И он спрыгнул с осла. Но Уленшпигель удержал его, говоря:

– Эта девочка вовсе не твоя жена; мы подле цыганского табора, берегись! Видишь там дым за деревьями? Слышишь собачий лай? Смотри, уж бежит на нас стая, смотрит и, чего доброго, набросится. Спрячемся лучше в кустах.

– Не стану прятаться, – ответил Ламме, – это моя жена, такая же фламандка, как и мы с тобой.

– Ты слепой дурак, – сказал Уленшпигель.

– Слепой? Нет! Я отлично вижу, как она там полуголая пляшет, смеётся и дразнит большую собаку. Она притворяется, будто не видит нас, но, уверяю тебя, она нас видит. Тиль, Тиль, смотри же! Собака бросилась на неё и повалила её на землю, чтобы вырвать красный платок. Она упала, кричит жалобно.

И Ламме стремительно бросился к ней с криком:

– Милая моя, дорогая жена моя! Где ты ушиблась, красавица моя? Что ты так хохочешь! Твои глаза выпучены от страха.

Он целовал её, ласкал и говорил:

– Но где же твоя родинка, что была под левой грудью? Я её не вижу, где она? Ой, ой, ты не жена моя! Господи создатель!

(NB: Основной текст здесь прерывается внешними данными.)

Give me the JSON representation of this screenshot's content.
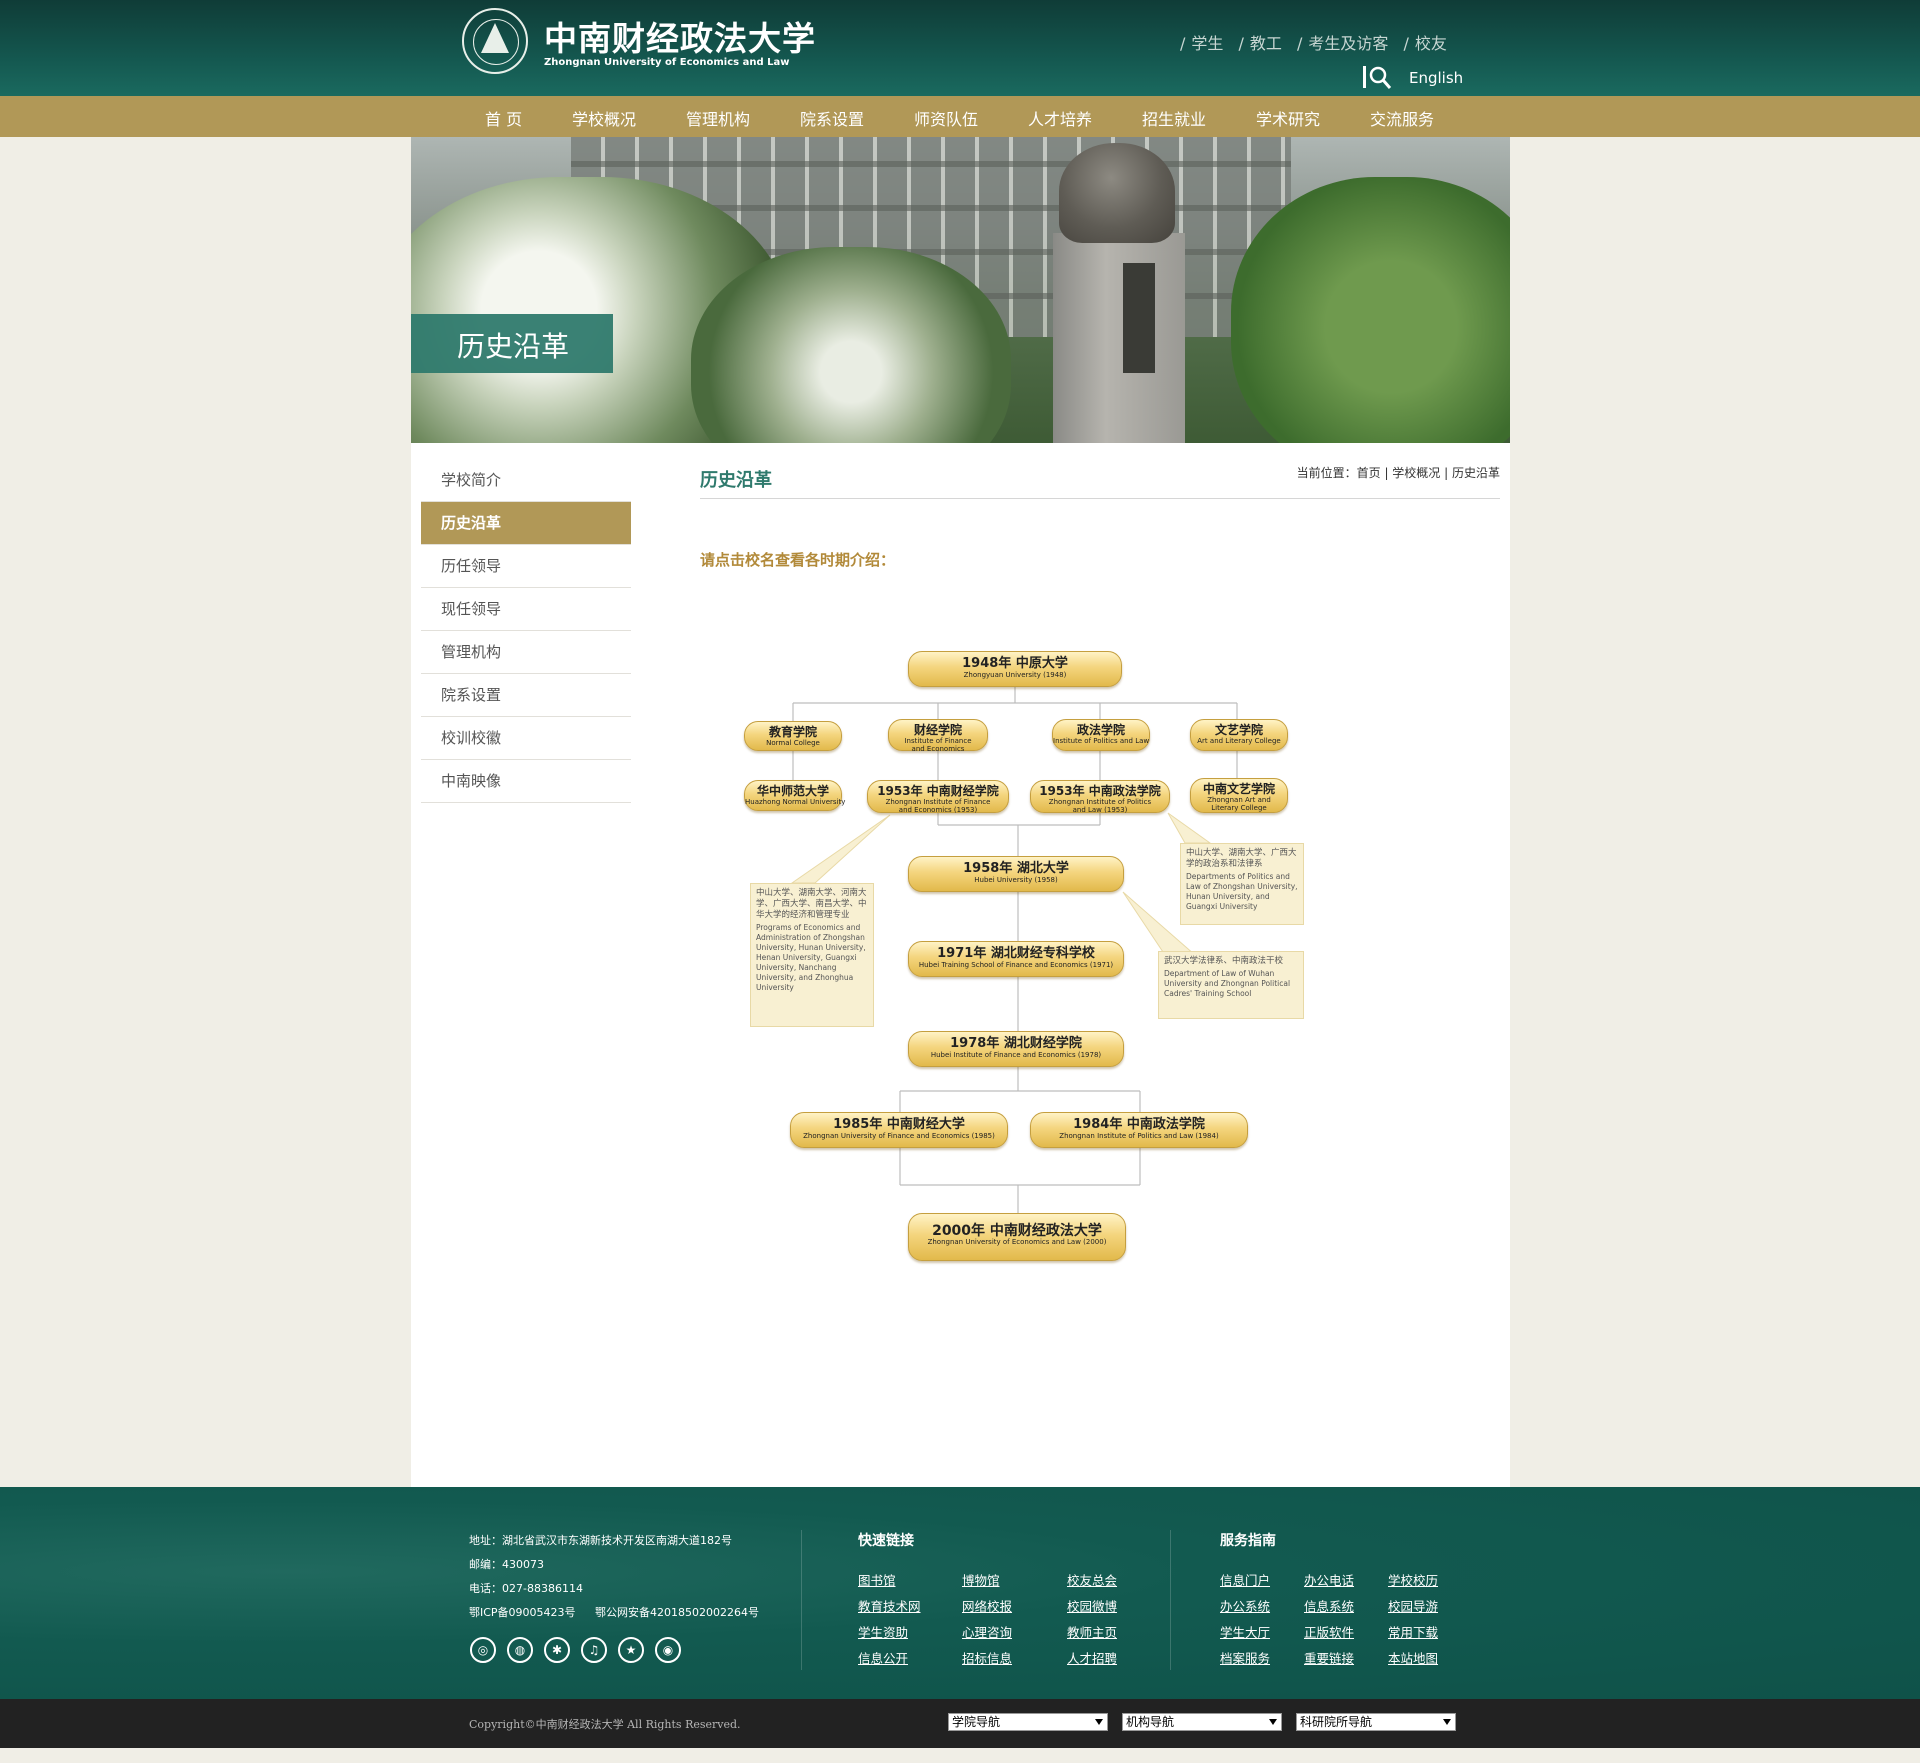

А она хохотала неудержимо.

Вдруг Уленшпигель крикнул:

– Берегись, Ламме!

И Ламме, обернувшись, увидел пред собой долговязого цыгана с тощим смуглым лицом, напоминающим peperkoek – ржаной пряник.

Ламме схватился за свой дротик, принял оборонительное положение и закричал:

– На помощь, Уленшпигель!

И Уленшпигель был уже здесь с мечом в руке.

Но цыган сказал по-немецки:

– Gibt mi ghelt, ein richsthaller auf tsein (дай мне денег, рейхсталер или десять).

– Видишь, – сказал Уленшпигель, – девочка с хохотом убежала и всё оборачивается, смотрит, не идёт ли кто за ней следом.

– Gibt mi ghelt, – повторил цыган, – заплати за любовное удовольствие. Мы народ бедный и ничего дурного вам не сделаем.

Ламме дал ему дукат.

– Чем ты занимаешься? – спросил Уленшпигель.

– Всем на свете, – ответил цыган. – Мы мастера на всякие чудеса ловкости и умения. Мы играем на бубне и танцуем венгерские танцы. Многие из нас изготовляют клетки и жаровни, на которых можно жарить отличное жаркое. Но вы все, и фламандцы и валлоны, боитесь нас и гоните нас. И так как поэтому мы не можем питаться трудом рук своих, приходится нам жить воровством: крадём у крестьян овощи, мясо, птицу, которых они нам не продают и даром не дают.

– Что это за девушка, которая так похожа на мою жену? – спросил Ламме.

– Это дочь нашего старшины, – ответил цыган.

И он продолжал потихоньку, как бы со страхом:

– Господь поразил её любовным безумием, и она не знает женской стыдливости. Едва она увидит мужчину, как бессмысленное веселье овладевает ею, и она смеётся без удержу. Она почти не говорит, и долгое время её считали совсем немой. По ночам она сидит, хныча, у костра, иногда плачет или смеётся без всякой причины, показывает на живот, говорит, что там болит. Летом к полудню после еды у неё припадки самого дикого безумия. Она раздевается почти догола подле нашего табора и пляшет. И никакого другого платья, кроме прозрачного тюля или кисеи, она носить не хочет, и зимой лишь с величайшими усилиями нам удаётся закутать её в суконную накидку.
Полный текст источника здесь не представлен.